An important essay from Claire Berlinski, on the eschatological beliefs that really drive the Iranian theocracy:
“Down with Israel” has a specific theological significance. For Khomeneists, Israel’s destruction is an eschatological goal, not just a geopolitical one, because Israel’s destruction is the precondition for the Mahdi’s return…..
No one in the West pays this kind of thing the slightest bit of attention, and this the strangest aspect of our long conflict with the Islamic Republic. For 47 years, it has made its beliefs and its goals unambiguous. What’s more, the behavior of the regime has been consistent with what it claims to believe. But the West just refuses to take any of this seriously. In all of the reporting you’ve seen on this war, have you seen even one article discussing the Mahdi? I haven’t.
It’s as if, during the Cold War, we simply refused to believe that our adversaries were communists, refused to read a word of Marx, and never once considered that Soviet leaders might be serious about building a socioeconomic order based on the common ownership of the means of production, distribution, and exchange. Imagine trying to figure out what Stalin was doing without understanding the concepts of historical materialism, class war, the dictatorship of the proletariat, the vanguard party, or the laws of revolutionary development. Imagine insisting that Bolshevism was just a decorative vocabulary draped over ordinary Russian nationalism, or a kind of theatrical language no one was meant to take literally.
We never talked ourselves into such stupidity. We understood that Marxism-Leninism was not incidental to the Soviet project; it was the project. You didn’t have to think that Marx was right to grasp that the men in the Kremlin believed he was, and to grasp that this was essential to understanding their behavior.
But this is exactly the error the West keeps making with the Islamic Republic. We strain to explain its conduct in the terms modern Western elites find respectable: deterrence, regime survival, Realpolitik. Yes, all of those things matter. Iran isn’t exempt from strategic calculation. But the leaders at the core of the Islamic Republic are fused to something else: a theology of history, a cult of redemptive suffering, a metaphysical understanding of injustice, and a set of eschatological expectations that aren’t peripheral to their behavior, but the motivation for everything they do.…

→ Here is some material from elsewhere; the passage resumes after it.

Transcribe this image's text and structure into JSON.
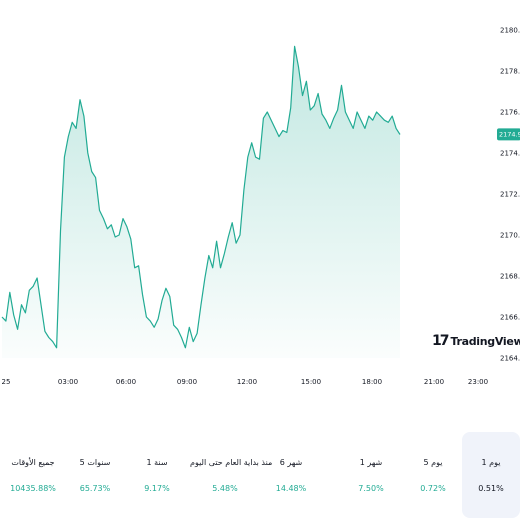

Americans are having a noisy debate about the conduct and wisdom of our war in Iran, and rightly so. But the solipsistic and impoverished quality of this debate is disheartening. We seem to think the regime’s theology is irrelevant and its propaganda is some kind of kitsch. The Islamic Republic’s ideology should be central to our analysis. Because it is not, we insist on negotiating with its leading figures as though they were technocrats from Brussels. Then, absurdly, we’re surprised when they do exactly what they’ve been saying—slowly, loudly, and for nearly half a century—that they intend to do.
And, the Nazi connection:
The Islamic Republic’s antisemitism is also, in some measure, imported, and imported from the most catastrophic source imaginable. Astonishingly, Adolf Hitler was once believed to be the Twelfth Imam.…
The German historian Matthias Küntzel, working in the tradition of Jeffrey Herf, has done interesting work on this period. Like Herf, Küntzel argues that modern Islamist antisemitism is not merely traditional Islamic anti-Jewish theology; it is qualitatively different, a product of the encounter with Nazism. The claim cuts against two comfortable notions simultaneously: the first says that Islamist antisemitism is purely a response to Israeli policies; the second that it’s merely traditional Islamic theology. Küntzel says it’s neither: There’s a specific historical moment of contamination that explains the genocidal intensity. The Islamic Republic’s obsession with Jews, fed by reinforcing streams, is an overdetermined hatred.